I am a sports enthusiast — not just watching on TV but playing every sport that comes along. The problem is I’ve developed a hole in my right knee cartilage that is going to require surgery. The surgeon is going to plug the hole with a new collage treatment they are using in other countries. I’m going to ask at my next appointment about how soon I can be active again. But I thought I’d check on-line and see what I could find out. What do you people advise?



You might find the results of a recent study of interest. In this study, orthopedic surgeons from Italy explored the use of a minimally invasive, one-step osteochondral scaffold to repair damage to the surface of the knee joint. The level of evidence is low (rated four on a scale from one-to-four) because it was a case series. But the information about results is still valuable for the type of treatment you are considering.

The condition you described (a hole in the cartilage) is known as osteochondritis dissecans or OCD. As you have experienced from your activities, this is an acquired injury from repetitive microtrauma. A lack of blood supply to the damaged area causes separation of the first two layers of the knee joint: the cartilage that lines the joint (articular cartilage) and the subchondral bone (bone just under the cartilage).

The end-result is a hole (referred to as a “lesion” or “defect”) in the knee joint cartilage that goes down to the bone. The defect is on the bottom of the femur (thigh bone) where the femur comes in contact with the tibia (lower leg bone). Instability of the articular cartilage causes pain, swelling, and loss of knee motion and knee function. Left untreated, uneven contact of the joint eventually causes further degeneration of the joint and arthritis.

The most effective treatment (especially for large lesions) is surgical with a wide variety of procedures currently in use.

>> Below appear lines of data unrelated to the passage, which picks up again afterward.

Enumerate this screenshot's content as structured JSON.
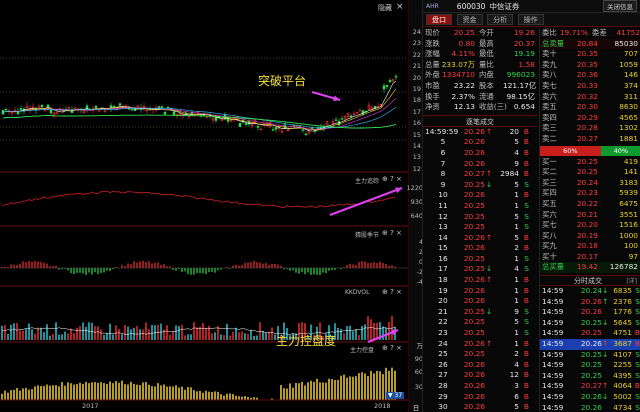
{
  "top_right_label": "隐藏",
  "top_right_close": "×",
  "price_axis": [
    "24",
    "23",
    "22",
    "21",
    "20",
    "19",
    "18",
    "17",
    "16",
    "15",
    "14",
    "13",
    "12"
  ],
  "annotation_breakout": "突破平台",
  "annotation_control": "主力控盘度",
  "panels": [
    {
      "title": "主力追踪",
      "controls": "⊕ ? ×",
      "axis": [
        "1220",
        "930",
        "640"
      ]
    },
    {
      "title": "猜股季节",
      "controls": "⊕ ? ×",
      "axis": [
        "4",
        "2",
        "0",
        "-2",
        "-4"
      ]
    },
    {
      "title": "KKDVOL",
      "controls": "⊕ ? ×",
      "axis": [
        "万"
      ]
    },
    {
      "title": "主力控盘",
      "controls": "⊕ ? ×",
      "axis": [
        "90",
        "60",
        "30"
      ]
    }
  ],
  "bottom": {
    "year_left": "2017",
    "year_right": "2018",
    "page_indicator": "▼ 37",
    "nav_label": "日 线"
  },
  "header": {
    "market": "AHR",
    "code": "600030",
    "name": "中信证券",
    "button": "关闭信息"
  },
  "tabs": [
    "盘口",
    "资金",
    "分析",
    "操作"
  ],
  "stats": [
    {
      "l1": "现价",
      "v1": "20.25",
      "l2": "今开",
      "v2": "19.26",
      "c1": "red",
      "c2": "red"
    },
    {
      "l1": "涨跌",
      "v1": "0.80",
      "l2": "最高",
      "v2": "20.37",
      "c1": "red",
      "c2": "red"
    },
    {
      "l1": "涨幅",
      "v1": "4.11%",
      "l2": "最低",
      "v2": "19.19",
      "c1": "red",
      "c2": "grn"
    },
    {
      "l1": "总量",
      "v1": "233.07万",
      "l2": "量比",
      "v2": "1.58",
      "c1": "yel",
      "c2": "red"
    },
    {
      "l1": "外盘",
      "v1": "1334710",
      "l2": "内盘",
      "v2": "996023",
      "c1": "red",
      "c2": "grn"
    },
    {
      "l1": "市盈",
      "v1": "23.22",
      "l2": "股本",
      "v2": "121.17亿",
      "c1": "wht",
      "c2": "wht"
    },
    {
      "l1": "换手",
      "v1": "2.37%",
      "l2": "流通",
      "v2": "98.15亿",
      "c1": "wht",
      "c2": "wht"
    },
    {
      "l1": "净资",
      "v1": "12.13",
      "l2": "收益(三)",
      "v2": "0.654",
      "c1": "wht",
      "c2": "wht"
    }
  ],
  "ratio": {
    "l1": "委比",
    "v1": "19.71%",
    "l2": "委差",
    "v2": "41752"
  },
  "total_sell": {
    "label": "总卖量",
    "price": "20.84",
    "vol": "85030"
  },
  "asks": [
    {
      "label": "卖十",
      "price": "20.35",
      "vol": "707"
    },
    {
      "label": "卖九",
      "price": "20.35",
      "vol": "1059"
    },
    {
      "label": "卖八",
      "price": "20.36",
      "vol": "146"
    },
    {
      "label": "卖七",
      "price": "20.33",
      "vol": "374"
    },
    {
      "label": "卖六",
      "price": "20.32",
      "vol": "311"
    },
    {
      "label": "卖五",
      "price": "20.30",
      "vol": "8630"
    },
    {
      "label": "卖四",
      "price": "20.29",
      "vol": "4565"
    },
    {
      "label": "卖三",
      "price": "20.28",
      "vol": "1302"
    },
    {
      "label": "卖二",
      "price": "20.27",
      "vol": "1881"
    }
  ],
  "bar": {
    "left": "60%",
    "right": "40%",
    "left_pct": 0.6
  },
  "bids": [
    {
      "label": "买一",
      "price": "20.25",
      "vol": "419"
    },
    {
      "label": "买二",
      "price": "20.25",
      "vol": "141"
    },
    {
      "label": "买三",
      "price": "20.24",
      "vol": "3183"
    },
    {
      "label": "买四",
      "price": "20.23",
      "vol": "5939"
    },
    {
      "label": "买五",
      "price": "20.22",
      "vol": "6475"
    },
    {
      "label": "买六",
      "price": "20.21",
      "vol": "3551"
    },
    {
      "label": "买七",
      "price": "20.20",
      "vol": "1516"
    },
    {
      "label": "买八",
      "price": "20.19",
      "vol": "1000"
    },
    {
      "label": "买九",
      "price": "20.18",
      "vol": "100"
    },
    {
      "label": "买十",
      "price": "20.17",
      "vol": "97"
    }
  ],
  "total_buy": {
    "label": "总买量",
    "price": "19.42",
    "vol": "126782"
  },
  "trades_title": "逐笔成交",
  "trades_first_time": "14:59:59",
  "trades": [
    {
      "n": "",
      "p": "20.26",
      "d": "↑",
      "v": "20",
      "s": "B"
    },
    {
      "n": "5",
      "p": "20.26",
      "d": "",
      "v": "5",
      "s": "B"
    },
    {
      "n": "6",
      "p": "20.26",
      "d": "",
      "v": "4",
      "s": "B"
    },
    {
      "n": "7",
      "p": "20.26",
      "d": "",
      "v": "9",
      "s": "B"
    },
    {
      "n": "8",
      "p": "20.27",
      "d": "↑",
      "v": "2984",
      "s": "B"
    },
    {
      "n": "9",
      "p": "20.25",
      "d": "↓",
      "v": "5",
      "s": "S"
    },
    {
      "n": "10",
      "p": "20.26",
      "d": "",
      "v": "1",
      "s": "B"
    },
    {
      "n": "11",
      "p": "20.25",
      "d": "",
      "v": "1",
      "s": "S"
    },
    {
      "n": "12",
      "p": "20.25",
      "d": "",
      "v": "5",
      "s": "S"
    },
    {
      "n": "13",
      "p": "20.25",
      "d": "",
      "v": "1",
      "s": "S"
    },
    {
      "n": "14",
      "p": "20.26",
      "d": "↑",
      "v": "5",
      "s": "B"
    },
    {
      "n": "15",
      "p": "20.26",
      "d": "",
      "v": "2",
      "s": "B"
    },
    {
      "n": "16",
      "p": "20.25",
      "d": "",
      "v": "1",
      "s": "S"
    },
    {
      "n": "17",
      "p": "20.25",
      "d": "↓",
      "v": "4",
      "s": "S"
    },
    {
      "n": "18",
      "p": "20.26",
      "d": "↑",
      "v": "1",
      "s": "B"
    },
    {
      "n": "19",
      "p": "20.26",
      "d": "",
      "v": "1",
      "s": "B"
    },
    {
      "n": "20",
      "p": "20.26",
      "d": "",
      "v": "1",
      "s": "B"
    },
    {
      "n": "21",
      "p": "20.25",
      "d": "↓",
      "v": "9",
      "s": "S"
    },
    {
      "n": "22",
      "p": "20.25",
      "d": "",
      "v": "5",
      "s": "S"
    },
    {
      "n": "23",
      "p": "20.25",
      "d": "",
      "v": "1",
      "s": "S"
    },
    {
      "n": "24",
      "p": "20.26",
      "d": "↑",
      "v": "1",
      "s": "B"
    },
    {
      "n": "25",
      "p": "20.25",
      "d": "",
      "v": "2",
      "s": "B"
    },
    {
      "n": "26",
      "p": "20.26",
      "d": "",
      "v": "4",
      "s": "B"
    },
    {
      "n": "27",
      "p": "20.26",
      "d": "",
      "v": "12",
      "s": "B"
    },
    {
      "n": "28",
      "p": "20.26",
      "d": "",
      "v": "3",
      "s": "B"
    },
    {
      "n": "29",
      "p": "20.26",
      "d": "",
      "v": "6",
      "s": "B"
    },
    {
      "n": "30",
      "p": "20.26",
      "d": "",
      "v": "5",
      "s": "B"
    },
    {
      "n": "31",
      "p": "20.25",
      "d": "",
      "v": "5",
      "s": "B"
    }
  ],
  "minute_title": "分时成交",
  "minute_ctrl": "[详]",
  "minute_trades": [
    {
      "t": "14:59",
      "p": "20.24",
      "d": "↓",
      "v": "6835",
      "s": "S",
      "c": "grn"
    },
    {
      "t": "14:59",
      "p": "20.26",
      "d": "↑",
      "v": "2376",
      "s": "S",
      "c": "red"
    },
    {
      "t": "14:59",
      "p": "20.26",
      "d": "",
      "v": "1776",
      "s": "S",
      "c": "red"
    },
    {
      "t": "14:59",
      "p": "20.25",
      "d": "↓",
      "v": "5645",
      "s": "S",
      "c": "grn"
    },
    {
      "t": "14:59",
      "p": "20.25",
      "d": "",
      "v": "4751",
      "s": "B",
      "c": "red"
    },
    {
      "t": "14:59",
      "p": "20.26",
      "d": "↑",
      "v": "3687",
      "s": "B",
      "c": "wht",
      "hl": true
    },
    {
      "t": "14:59",
      "p": "20.25",
      "d": "↓",
      "v": "4107",
      "s": "S",
      "c": "grn"
    },
    {
      "t": "14:59",
      "p": "20.25",
      "d": "",
      "v": "2255",
      "s": "S",
      "c": "grn"
    },
    {
      "t": "14:59",
      "p": "20.25",
      "d": "",
      "v": "4395",
      "s": "S",
      "c": "grn"
    },
    {
      "t": "14:59",
      "p": "20.27",
      "d": "↑",
      "v": "4064",
      "s": "B",
      "c": "red"
    },
    {
      "t": "14:59",
      "p": "20.26",
      "d": "↓",
      "v": "5002",
      "s": "S",
      "c": "grn"
    },
    {
      "t": "14:59",
      "p": "20.26",
      "d": "",
      "v": "4734",
      "s": "S",
      "c": "grn"
    }
  ]
}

The goal of surgery is to restore the joint surface to as normal as possible (anatomically). Placing collagen tissue (the basic building block of cartilage and bone) into the defect is one of the techniques under investigation.

In this study, a three-layer scaffold made of type I collagen fibers was placed in the defect. The idea was to stimulate the body to fill in the scaffold as part of the natural healing process. All measures of function improved for each patient over the two-year period. In fact, continued improvements were observed between year one and year two. And the more active patients had a faster recovery.

Your surgeon will outline a post-operative plan of recovery for you. This usually starts on the second (or even the first) day after surgery. A physical therapist will guide you through a series of movements and beginning exercises. Compression of the joint is carefully controlled through these supervised activities. You will likely be on crutches for several weeks and perhaps involved in a pool therapy program (again under the careful eye of the physical therapist).

When there is no sign of swelling and the knee can extend (straighten) fully, your program will be advanced to include full weight-bearing and strengthening exercises. Your return-to-sports should not be premature and only after completing sports-specific skills as part of the rehabilitation program. Your release date will be determined by the physician in coordination with the physical therapist based on your clinical progress. Your cooperation and compliance with all aspects of the program will be an important key to the most successful results.